Assessment of the nature of likely significant effects on the environment

Difficulties in evidence to support long term effects will be examined as part of monitoring proposals. Monitoring and research will be driven by an adaptive management approach. The outcomes of trials and monitoring results will enable SNH to modify their conservation management and guidance for land, fisheries and infrastructure managers.

The assessment has focussed on significant positive and negative effects, and where there are cumulative effects these have been highlighted in individual sections. The assessment is complex as each beaver interaction can have more than one effect, both long term and short term. For example, in the short term a tree is felled but in medium term it may coppice and regrow which may result in a change in woodland diversity. However if there are herbivore impacts such as deer browsing there could be cumulative effects which in itself may open up the canopy and change the structure of the woodland.

Similarly, duration of effects is complex. For example beavers may temporarily exhaust the resources of an area and then move on. Beaver structures may degrade and new habitats such as 'beaver meadows' will form. In due course beavers may return to the site. The duration of these effects may vary according to local circumstances and environmental conditions influenced by weather events.

It is recognised that the nature of these effects and the difficulties with predicting wild animal behaviour and environmental events lead to uncertainty in the assessment and the need for a more generic approach in the ER.

Assessment approach

The SEA assessment particularly for biodiversity, flora and fauna and cultural heritage focusses on designated sites and focuses on the nationally and internationally important designations in the beaver policy areas, consistent with the approach of assessment of significant environmental effects.

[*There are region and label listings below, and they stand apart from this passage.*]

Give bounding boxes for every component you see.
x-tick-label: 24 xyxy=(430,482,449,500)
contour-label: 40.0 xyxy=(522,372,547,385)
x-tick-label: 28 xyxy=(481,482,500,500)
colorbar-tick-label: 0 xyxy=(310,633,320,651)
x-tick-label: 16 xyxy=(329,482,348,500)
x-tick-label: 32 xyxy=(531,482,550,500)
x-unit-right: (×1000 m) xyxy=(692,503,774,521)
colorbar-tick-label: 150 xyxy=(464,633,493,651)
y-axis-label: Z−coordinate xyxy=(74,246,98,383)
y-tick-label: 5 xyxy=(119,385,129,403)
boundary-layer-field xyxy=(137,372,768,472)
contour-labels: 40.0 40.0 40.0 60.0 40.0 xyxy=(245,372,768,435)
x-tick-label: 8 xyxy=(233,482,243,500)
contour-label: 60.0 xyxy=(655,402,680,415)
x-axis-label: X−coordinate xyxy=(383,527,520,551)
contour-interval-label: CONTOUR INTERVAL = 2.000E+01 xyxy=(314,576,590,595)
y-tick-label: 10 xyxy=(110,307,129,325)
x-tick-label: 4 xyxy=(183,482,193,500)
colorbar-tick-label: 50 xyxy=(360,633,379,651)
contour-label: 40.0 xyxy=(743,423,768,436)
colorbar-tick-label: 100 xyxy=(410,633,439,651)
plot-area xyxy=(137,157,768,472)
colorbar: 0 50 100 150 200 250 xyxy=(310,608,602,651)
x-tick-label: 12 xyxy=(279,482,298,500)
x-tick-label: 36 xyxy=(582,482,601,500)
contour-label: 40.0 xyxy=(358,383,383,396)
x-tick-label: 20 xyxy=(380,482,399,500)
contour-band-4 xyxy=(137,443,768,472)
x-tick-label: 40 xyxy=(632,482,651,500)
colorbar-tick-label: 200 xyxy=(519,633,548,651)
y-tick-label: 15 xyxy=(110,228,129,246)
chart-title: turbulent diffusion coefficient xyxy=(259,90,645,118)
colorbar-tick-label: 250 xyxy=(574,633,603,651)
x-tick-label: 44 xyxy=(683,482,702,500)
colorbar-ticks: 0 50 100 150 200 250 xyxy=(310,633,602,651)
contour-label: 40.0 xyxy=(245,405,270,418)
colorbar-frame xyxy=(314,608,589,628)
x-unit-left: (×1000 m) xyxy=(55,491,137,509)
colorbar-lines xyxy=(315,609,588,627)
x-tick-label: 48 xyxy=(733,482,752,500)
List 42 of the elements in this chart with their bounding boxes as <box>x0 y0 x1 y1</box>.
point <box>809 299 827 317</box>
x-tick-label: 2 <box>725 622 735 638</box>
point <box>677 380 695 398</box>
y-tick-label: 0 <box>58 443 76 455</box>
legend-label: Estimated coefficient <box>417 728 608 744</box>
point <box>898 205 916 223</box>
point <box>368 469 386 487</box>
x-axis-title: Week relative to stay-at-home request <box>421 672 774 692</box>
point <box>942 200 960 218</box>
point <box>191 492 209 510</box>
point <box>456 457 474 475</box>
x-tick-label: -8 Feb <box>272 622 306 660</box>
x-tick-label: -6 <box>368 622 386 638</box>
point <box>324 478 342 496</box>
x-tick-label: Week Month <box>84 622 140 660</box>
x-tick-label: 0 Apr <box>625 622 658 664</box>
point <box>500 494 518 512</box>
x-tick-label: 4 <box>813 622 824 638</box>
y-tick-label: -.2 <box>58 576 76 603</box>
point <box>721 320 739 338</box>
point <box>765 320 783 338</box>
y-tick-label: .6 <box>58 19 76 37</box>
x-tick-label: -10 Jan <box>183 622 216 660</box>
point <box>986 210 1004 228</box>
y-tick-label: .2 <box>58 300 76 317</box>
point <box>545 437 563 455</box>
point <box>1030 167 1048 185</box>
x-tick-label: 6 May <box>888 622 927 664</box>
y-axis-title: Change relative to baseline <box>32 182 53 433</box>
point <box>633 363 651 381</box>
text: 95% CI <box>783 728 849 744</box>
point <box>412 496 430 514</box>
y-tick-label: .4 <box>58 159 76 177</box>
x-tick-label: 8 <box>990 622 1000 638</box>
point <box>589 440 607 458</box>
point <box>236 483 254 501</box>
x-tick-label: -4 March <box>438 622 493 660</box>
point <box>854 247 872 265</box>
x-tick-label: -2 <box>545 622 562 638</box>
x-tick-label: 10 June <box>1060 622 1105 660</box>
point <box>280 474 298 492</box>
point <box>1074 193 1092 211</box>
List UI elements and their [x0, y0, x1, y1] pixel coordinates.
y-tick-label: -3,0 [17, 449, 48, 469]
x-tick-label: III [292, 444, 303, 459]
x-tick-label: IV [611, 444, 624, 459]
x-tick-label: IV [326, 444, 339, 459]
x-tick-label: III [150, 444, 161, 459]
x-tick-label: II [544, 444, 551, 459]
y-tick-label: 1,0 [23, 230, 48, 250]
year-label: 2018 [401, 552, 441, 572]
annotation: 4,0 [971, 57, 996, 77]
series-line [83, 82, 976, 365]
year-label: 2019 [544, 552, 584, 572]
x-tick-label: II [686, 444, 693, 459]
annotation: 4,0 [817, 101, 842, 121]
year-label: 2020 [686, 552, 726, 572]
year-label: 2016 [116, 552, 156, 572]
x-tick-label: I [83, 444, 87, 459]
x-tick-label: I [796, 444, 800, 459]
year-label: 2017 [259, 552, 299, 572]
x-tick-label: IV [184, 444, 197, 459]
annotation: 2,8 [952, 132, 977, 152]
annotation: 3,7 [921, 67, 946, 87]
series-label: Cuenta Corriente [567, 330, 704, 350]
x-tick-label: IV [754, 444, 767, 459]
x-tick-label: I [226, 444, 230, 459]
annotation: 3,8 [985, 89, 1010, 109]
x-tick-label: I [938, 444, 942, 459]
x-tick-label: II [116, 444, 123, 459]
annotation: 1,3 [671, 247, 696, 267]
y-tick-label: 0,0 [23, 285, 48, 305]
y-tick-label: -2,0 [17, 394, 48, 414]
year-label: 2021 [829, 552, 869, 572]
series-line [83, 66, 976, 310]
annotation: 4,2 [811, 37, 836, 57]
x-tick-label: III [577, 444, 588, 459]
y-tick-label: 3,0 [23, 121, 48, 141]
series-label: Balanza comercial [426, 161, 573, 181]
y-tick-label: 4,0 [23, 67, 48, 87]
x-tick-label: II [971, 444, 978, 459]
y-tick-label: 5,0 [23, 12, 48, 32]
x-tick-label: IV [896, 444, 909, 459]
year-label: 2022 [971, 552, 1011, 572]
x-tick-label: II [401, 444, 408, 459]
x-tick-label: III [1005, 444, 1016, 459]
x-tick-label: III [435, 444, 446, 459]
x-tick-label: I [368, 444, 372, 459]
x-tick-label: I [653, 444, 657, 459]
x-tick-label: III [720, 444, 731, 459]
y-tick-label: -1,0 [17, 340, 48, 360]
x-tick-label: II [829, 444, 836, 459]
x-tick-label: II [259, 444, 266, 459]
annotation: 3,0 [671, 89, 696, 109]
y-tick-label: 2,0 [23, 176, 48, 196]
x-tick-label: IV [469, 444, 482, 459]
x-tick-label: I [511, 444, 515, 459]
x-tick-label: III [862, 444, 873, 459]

However, the wider importance of freshwater and riparian habitats should be recognised and that not all species of conservation interest are restricted to designated sites. For species and habitats of conservation interest in the wider countryside it is recognised that there will be an ongoing need to assess data derived from general surveillance and monitoring activities that are already in place, and intervene with management if and when necessary. This will be informed by a more strategic approach to management being developed in due course.

The necessarily precautionary nature of HRA for European sites should be noted throughout the assessment and this rigorous approach needs to be viewed in this context.

Recording of Positive effects

As a result of the precautionary approach of the HRA and the aim of keeping the reporting succinct, many of the positive effects may get lost on reading because of their generic and long-term nature. Positive effects have been identified in each of the assessment sections, but mainly in terms of a general overview.

Time Limitations

The HRA ( Annex 2) raises limitations in respect of validity of the timescale of the HRA assessment beyond 15 years. In particular, it states that "There should be a commitment to conduct an updated HRA after ten to twelve years, or at the point any new release site or other reinforcement is considered (whichever comes first). This should result in a new iteration of the HRA to take into account all relevant data acquired since the date of this HRA." Accordingly, this will require a refresh of the SEA within in a similar timescale.